Kekerasan Ujaran
Limas Sutanto ;
Psikiater Konsultan
Psikoterapi; Tinggal di Malang
|
KOMPAS, 16 April
2016
Akhir-akhir ini dapat
dirasakan betapa bebasnya setiap orang di negeri kita mengucapkan, bahkan
meneriakkan, ujaran yang berisi cercaan terhadap pihak lain, serangan
terhadap pribadi, dan fitnah terhadap orang lain di ruang publik.
Kita seperti sengaja
melupakan bahwa sesungguhnya itu semua adalah wujud kekerasan verbal, atau
kekerasan ujaran. Contoh kekerasan ujaran yang lengkap mengandung cercaan,
serangan terhadap pribadi, dan fitnah adalah penyebutan di hadapan orang
banyak dan media bahwa seseorang adalah koruptor, tetapi tanpa bukti, atau
dengan bukti yang dibuat-buat.
Dalam kekerasan
ujaran, kata- kata merangkai makna yang tidak lahir dari fakta, tetapi dari
kepentingan yang bercampur kebencian.
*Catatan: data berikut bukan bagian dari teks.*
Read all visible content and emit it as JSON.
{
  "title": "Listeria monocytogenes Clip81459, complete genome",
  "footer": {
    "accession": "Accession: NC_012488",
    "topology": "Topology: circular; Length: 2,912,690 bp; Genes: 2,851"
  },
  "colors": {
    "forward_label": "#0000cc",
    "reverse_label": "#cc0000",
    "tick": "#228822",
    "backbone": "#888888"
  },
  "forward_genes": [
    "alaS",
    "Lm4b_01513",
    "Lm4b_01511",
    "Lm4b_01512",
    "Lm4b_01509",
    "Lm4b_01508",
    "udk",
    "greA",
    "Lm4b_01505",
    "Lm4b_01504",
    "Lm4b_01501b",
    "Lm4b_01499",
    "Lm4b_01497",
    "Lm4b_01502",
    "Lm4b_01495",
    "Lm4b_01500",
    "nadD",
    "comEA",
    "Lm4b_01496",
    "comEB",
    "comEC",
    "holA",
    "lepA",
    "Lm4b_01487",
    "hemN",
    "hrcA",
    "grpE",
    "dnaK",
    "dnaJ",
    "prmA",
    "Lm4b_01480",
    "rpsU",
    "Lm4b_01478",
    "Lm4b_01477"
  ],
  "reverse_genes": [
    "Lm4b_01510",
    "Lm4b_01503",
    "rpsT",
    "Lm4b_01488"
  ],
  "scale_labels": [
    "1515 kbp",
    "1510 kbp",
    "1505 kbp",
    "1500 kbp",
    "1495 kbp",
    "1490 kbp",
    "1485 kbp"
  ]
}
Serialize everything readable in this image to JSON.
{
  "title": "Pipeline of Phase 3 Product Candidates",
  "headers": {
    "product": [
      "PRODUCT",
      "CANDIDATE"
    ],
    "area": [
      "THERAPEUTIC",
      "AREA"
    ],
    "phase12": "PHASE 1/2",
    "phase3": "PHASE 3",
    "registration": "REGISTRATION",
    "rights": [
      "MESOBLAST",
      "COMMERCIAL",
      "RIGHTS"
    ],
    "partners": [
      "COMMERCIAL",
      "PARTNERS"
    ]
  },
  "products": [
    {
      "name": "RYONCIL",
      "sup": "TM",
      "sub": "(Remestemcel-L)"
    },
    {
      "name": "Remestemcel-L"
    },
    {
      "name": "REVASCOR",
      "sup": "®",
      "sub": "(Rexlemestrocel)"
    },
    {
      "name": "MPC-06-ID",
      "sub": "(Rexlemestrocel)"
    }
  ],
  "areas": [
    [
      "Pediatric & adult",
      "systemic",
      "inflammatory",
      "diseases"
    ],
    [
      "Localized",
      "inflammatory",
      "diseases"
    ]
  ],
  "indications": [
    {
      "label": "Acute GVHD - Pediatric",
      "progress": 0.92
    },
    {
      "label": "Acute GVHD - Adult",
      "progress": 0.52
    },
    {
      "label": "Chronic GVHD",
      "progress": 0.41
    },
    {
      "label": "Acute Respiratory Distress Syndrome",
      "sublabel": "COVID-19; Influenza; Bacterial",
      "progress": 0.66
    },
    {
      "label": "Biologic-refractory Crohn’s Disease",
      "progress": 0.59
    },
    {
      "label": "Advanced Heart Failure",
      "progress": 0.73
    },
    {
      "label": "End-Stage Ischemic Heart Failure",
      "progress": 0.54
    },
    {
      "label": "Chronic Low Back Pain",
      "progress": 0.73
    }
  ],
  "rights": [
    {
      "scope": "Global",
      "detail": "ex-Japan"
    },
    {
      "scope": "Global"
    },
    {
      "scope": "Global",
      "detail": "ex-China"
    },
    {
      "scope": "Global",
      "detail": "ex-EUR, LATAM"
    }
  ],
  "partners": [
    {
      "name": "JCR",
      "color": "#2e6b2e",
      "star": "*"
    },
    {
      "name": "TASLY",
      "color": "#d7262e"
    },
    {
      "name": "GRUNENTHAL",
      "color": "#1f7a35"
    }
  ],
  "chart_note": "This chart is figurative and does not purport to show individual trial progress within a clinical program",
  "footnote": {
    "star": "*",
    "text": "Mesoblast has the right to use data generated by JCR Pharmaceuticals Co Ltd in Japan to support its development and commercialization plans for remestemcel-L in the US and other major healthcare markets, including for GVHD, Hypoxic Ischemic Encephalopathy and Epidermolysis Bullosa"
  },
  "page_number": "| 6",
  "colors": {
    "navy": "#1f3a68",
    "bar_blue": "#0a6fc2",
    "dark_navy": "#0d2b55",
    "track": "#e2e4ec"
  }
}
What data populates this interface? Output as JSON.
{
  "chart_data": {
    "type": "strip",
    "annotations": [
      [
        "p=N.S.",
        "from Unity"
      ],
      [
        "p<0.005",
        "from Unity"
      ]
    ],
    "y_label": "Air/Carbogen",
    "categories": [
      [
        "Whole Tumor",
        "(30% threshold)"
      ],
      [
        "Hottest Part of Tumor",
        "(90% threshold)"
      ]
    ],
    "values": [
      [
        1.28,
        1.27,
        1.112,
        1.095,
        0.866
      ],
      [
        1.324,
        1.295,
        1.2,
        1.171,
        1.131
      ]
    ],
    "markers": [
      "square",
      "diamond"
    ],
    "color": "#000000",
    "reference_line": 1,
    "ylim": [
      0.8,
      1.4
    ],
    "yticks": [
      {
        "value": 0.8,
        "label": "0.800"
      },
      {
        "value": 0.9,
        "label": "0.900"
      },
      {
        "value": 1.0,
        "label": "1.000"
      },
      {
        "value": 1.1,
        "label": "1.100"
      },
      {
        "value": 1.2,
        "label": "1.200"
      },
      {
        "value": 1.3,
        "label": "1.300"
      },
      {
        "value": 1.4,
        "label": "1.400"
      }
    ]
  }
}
Dengan dalih kebebasan berbicara,
menyampaikan pendapat, dan berekspresi, kekerasan verbal dianggap boleh-boleh
saja dilakukan, normal dan bukan kekeliruan. Sampai-sampai ada ungkapan,
”Sejauh hanya mengatakan, apa pun boleh, asalkan tidak melakukan kekerasan
fisik.” Lebih memprihatinkan, kekerasan ujaran itu biasa dilakukan bukan oleh
rakyat kecil, melainkan oleh sebagian kaum terpelajar, pemimpin, politisi,
dan elite.
Egoisme dan kebencian
Semua itu memberikan
kesan betapa bangsa dan negeri kita dipenuhi egoisme dan kebencian. Dalam
suasana seperti itu, membenci dan menyatakan kebencian dikaitkan dengan
keberanian dan kebanggaan. Seolah orang yang banyak berkata lantang tentang
kebenciannya terhadap orang lain adalah si pemberani, dan orang itu pun
seperti menjadi bangga dengan apa yang diperbuatnya.
Sangat dikhawatirkan
bangsa dan negeri akan ditumbuhi budaya kebencian. Dalam cengkeraman budaya
kebencian, kita akan mudah dilanda kekerasan fisik yang bersifat
menghancurkan dan memusnahkan. Ujungnya: annihilasi atau peniadaan dan
ketiadaan yang mengerikan.
Sungguhkah kita adalah
bangsa yang penuh kebencian? Dalam psikoanalisis kita dapat mempelajari dan
mengerti bahwa rasa benci tak pernah merupakan afek primer (perasaan awal
yang asli) dalam hidup manusia. Pada dasarnya hanya ada tiga macam perasaan
primer, yaitu rasa takut, marah, dan sedih.
Perasaan-perasaan lain
di luar ketiga rasa tersebut adalah afek turunan (sekunder, tersier,
kuaterner, dan seterusnya) yang terjelmakan dari afek primer yang disangkali,
tidak diizinkan untuk dialami, diredam atau direpresi, dan dengan demikian
tak pernah terselesaikan. Perasaan- perasaan turunan itu, antara lain, rasa
benci, cemas, rendah diri, dan putus asa. Kekuatan pokok yang melahirkan
penyangkalan atas perasaan primer, sehingga membuatnya menjelma menjadi afek
turunan, adalah kekerasan dan penindasan.
Afek-afek primer pada
dasarnya adalah baik karena jika teralami dengan lengkap akan membimbing
manusia menuju kebaikan. Rasa takut membimbing manusia menuju perbuatan
melawan bahaya, atau menyelamatkan diri dari ancaman demi kehidupan yang
lebih baik. Rasa marah mengarahkan pribadi untuk menolak ketakadilan demi
terwujudnya kehidupan yang benar. Rasa sedih memandu orang untuk melepaskan
sesuatu yang memang patut dilepaskan.
Berbeda dengan afek
primer, perasaan turunan pada dasarnya tak memiliki fungsi membimbing manusia
menuju kehidupan yang baik. Rasa benci, misalnya, justru membuat kehidupan
kian buruk, antara lain lewat penciptaan kekerasan ujaran ataupun kekerasan
fisik. Rasa cemas hanya akan membuat manusia bingung dan tak berdaya, dan
rasa putus asa bisa berujung pada bunuh diri.
Ketika kita
menyaksikan kehidupan kita sarat kekerasan ujaran, kita boleh menduga bahwa
kita memiliki sejarah yang banyak ditandai oleh tindakan kekerasan yang
membuat banyak warga mengalami rasa takut, marah, dan sedih (yang primer).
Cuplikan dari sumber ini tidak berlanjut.